Breathing fresh life into one of the city’s most ambitious cultural projects and making history as the largest gift on record toward the construction of an American museum, David Geffen has pledged $150 million to a new building for the Los Angeles County Museum of Art.
Geffen’s pledge raises LACMA’s fundraising total to $450 million of the $650 million needed to break ground on a modernist Peter Zumthor building, arguably the most anticipated new piece of architecture in L.A. since Frank Gehry’s Walt Disney Concert Hall opened in 2003.
The Zumthor building, to be named the David Geffen Galleries, has evolved from a black, amorphous design reminiscent of the nearby La Brea Tar Pits into a more muscular, sand-colored concrete structure that bridges Wilshire Boulevard.

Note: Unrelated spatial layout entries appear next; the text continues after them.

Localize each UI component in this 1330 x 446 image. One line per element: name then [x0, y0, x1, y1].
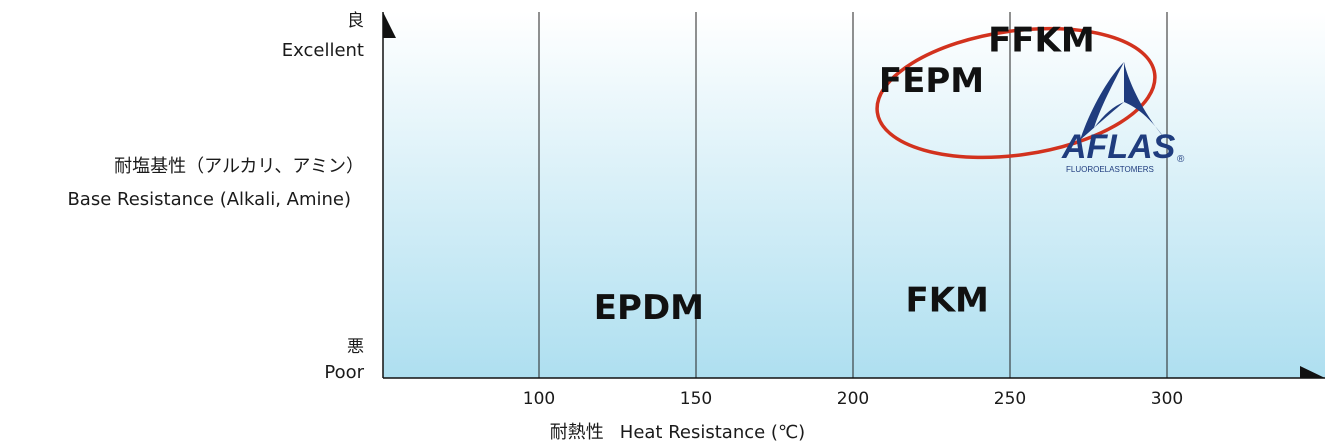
material-label-fkm: FKM: [905, 280, 988, 320]
aflas-logo: AFLAS ® FLUOROELASTOMERS: [1061, 62, 1185, 174]
x-tick-label-200: 200: [837, 389, 869, 409]
plot-background: [383, 12, 1325, 378]
material-label-epdm: EPDM: [594, 288, 704, 328]
x-axis-arrow: [1300, 366, 1325, 378]
x-axis-title: 耐熱性 Heat Resistance (℃): [0, 418, 1330, 444]
y-axis-bottom-label-en: Poor: [324, 362, 364, 383]
aflas-logo-mark: [1080, 62, 1166, 140]
tick-labels: 100 150 200 250 300: [523, 389, 1183, 409]
material-label-ffkm: FFKM: [988, 21, 1095, 61]
aflas-logo-text: AFLAS: [1061, 128, 1176, 166]
gridlines: [538, 12, 1168, 378]
y-axis-title-en: Base Resistance (Alkali, Amine): [67, 189, 351, 210]
x-tick-label-250: 250: [994, 389, 1026, 409]
y-axis-arrow: [383, 12, 396, 38]
highlight-ellipse: [875, 26, 1157, 160]
aflas-logo-subtext: FLUOROELASTOMERS: [1066, 165, 1154, 174]
x-axis-title-jp: 耐熱性: [549, 422, 604, 443]
y-axis-top-label-jp: 良: [347, 11, 364, 31]
y-axis-bottom-label-jp: 悪: [347, 337, 364, 357]
y-axis-title-jp: 耐塩基性（アルカリ、アミン）: [114, 156, 364, 177]
aflas-logo-registered: ®: [1177, 154, 1185, 165]
x-tick-label-150: 150: [680, 389, 712, 409]
x-axis-title-en: Heat Resistance (℃): [619, 422, 806, 443]
x-tick-label-300: 300: [1151, 389, 1183, 409]
x-tick-label-100: 100: [523, 389, 555, 409]
material-label-fepm: FEPM: [879, 61, 984, 101]
y-axis-top-label-en: Excellent: [281, 40, 364, 61]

Beyond giving LACMA the kind of architectural presence that has become the norm for world-class art museums, the Zumthor project would further cement L.A.’s rising status as a cultural capital of international import.

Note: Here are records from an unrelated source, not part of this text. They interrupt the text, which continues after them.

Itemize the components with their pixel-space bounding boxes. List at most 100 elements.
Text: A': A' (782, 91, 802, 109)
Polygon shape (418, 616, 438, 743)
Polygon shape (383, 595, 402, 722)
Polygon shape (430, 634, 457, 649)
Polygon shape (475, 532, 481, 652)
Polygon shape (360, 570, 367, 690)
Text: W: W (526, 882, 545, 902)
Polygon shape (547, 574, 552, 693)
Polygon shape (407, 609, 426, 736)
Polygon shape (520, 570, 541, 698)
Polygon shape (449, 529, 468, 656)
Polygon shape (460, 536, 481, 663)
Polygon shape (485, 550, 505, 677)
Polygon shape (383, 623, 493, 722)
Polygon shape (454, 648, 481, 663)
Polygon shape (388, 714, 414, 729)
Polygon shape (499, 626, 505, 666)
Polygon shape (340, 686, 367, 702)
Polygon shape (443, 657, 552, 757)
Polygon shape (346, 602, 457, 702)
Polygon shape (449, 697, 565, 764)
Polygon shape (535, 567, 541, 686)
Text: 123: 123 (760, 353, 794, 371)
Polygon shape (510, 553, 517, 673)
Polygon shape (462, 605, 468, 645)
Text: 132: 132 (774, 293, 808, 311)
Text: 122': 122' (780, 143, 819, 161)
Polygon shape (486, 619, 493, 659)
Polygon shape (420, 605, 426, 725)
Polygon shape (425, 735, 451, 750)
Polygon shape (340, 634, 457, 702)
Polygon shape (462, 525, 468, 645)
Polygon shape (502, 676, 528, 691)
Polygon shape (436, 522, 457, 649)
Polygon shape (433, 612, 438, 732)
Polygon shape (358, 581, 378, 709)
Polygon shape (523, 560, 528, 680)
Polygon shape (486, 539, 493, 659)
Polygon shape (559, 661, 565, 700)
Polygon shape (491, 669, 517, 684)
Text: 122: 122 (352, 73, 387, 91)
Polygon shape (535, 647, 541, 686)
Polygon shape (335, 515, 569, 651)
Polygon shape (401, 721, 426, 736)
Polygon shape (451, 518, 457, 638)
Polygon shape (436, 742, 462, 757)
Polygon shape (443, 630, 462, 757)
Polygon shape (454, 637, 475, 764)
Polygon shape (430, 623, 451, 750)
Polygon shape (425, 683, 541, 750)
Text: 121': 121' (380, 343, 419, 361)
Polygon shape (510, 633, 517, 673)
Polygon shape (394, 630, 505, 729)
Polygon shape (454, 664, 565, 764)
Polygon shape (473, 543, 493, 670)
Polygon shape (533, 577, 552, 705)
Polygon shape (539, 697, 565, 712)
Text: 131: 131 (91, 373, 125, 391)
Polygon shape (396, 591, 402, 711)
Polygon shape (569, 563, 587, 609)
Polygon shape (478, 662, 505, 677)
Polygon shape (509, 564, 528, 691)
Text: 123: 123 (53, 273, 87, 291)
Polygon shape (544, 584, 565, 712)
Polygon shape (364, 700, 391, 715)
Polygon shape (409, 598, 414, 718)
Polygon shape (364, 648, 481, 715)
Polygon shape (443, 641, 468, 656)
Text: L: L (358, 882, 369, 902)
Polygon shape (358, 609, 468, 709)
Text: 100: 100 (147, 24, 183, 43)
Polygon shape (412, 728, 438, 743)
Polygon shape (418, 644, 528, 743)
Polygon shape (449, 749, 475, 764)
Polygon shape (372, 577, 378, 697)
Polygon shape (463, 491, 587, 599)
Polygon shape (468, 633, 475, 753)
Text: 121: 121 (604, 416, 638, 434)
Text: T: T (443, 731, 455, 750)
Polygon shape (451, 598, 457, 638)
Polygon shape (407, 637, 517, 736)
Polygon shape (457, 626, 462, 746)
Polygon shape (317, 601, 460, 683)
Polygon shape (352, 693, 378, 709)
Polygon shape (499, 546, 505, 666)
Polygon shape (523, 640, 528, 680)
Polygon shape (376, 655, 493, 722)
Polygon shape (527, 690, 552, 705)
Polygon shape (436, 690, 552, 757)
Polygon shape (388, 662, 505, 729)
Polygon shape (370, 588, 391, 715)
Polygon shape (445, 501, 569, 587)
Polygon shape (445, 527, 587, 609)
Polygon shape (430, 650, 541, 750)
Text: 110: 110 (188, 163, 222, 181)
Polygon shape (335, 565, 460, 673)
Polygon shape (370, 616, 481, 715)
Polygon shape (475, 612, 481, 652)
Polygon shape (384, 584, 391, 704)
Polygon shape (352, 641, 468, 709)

The new LACMA structure will replace three original William Pereira buildings, completed in 1965 and often criticized for being too inaccessible, as well as a 1986 addition by Hardy Holzman Pfeiffer Associates. Govan campaigned for the new construction, in part, by saying those buildings would soon need more than $300 million in upgrades and restoration if they were to remain standing.
LACMA’s groundbreaking, originally planned for 2018, is now scheduled for 2019, with completion slated for 2023 — around when the city aims to complete the Metro Purple Line light-rail extension along Wilshire Boulevard, with a stop across the street from the museum.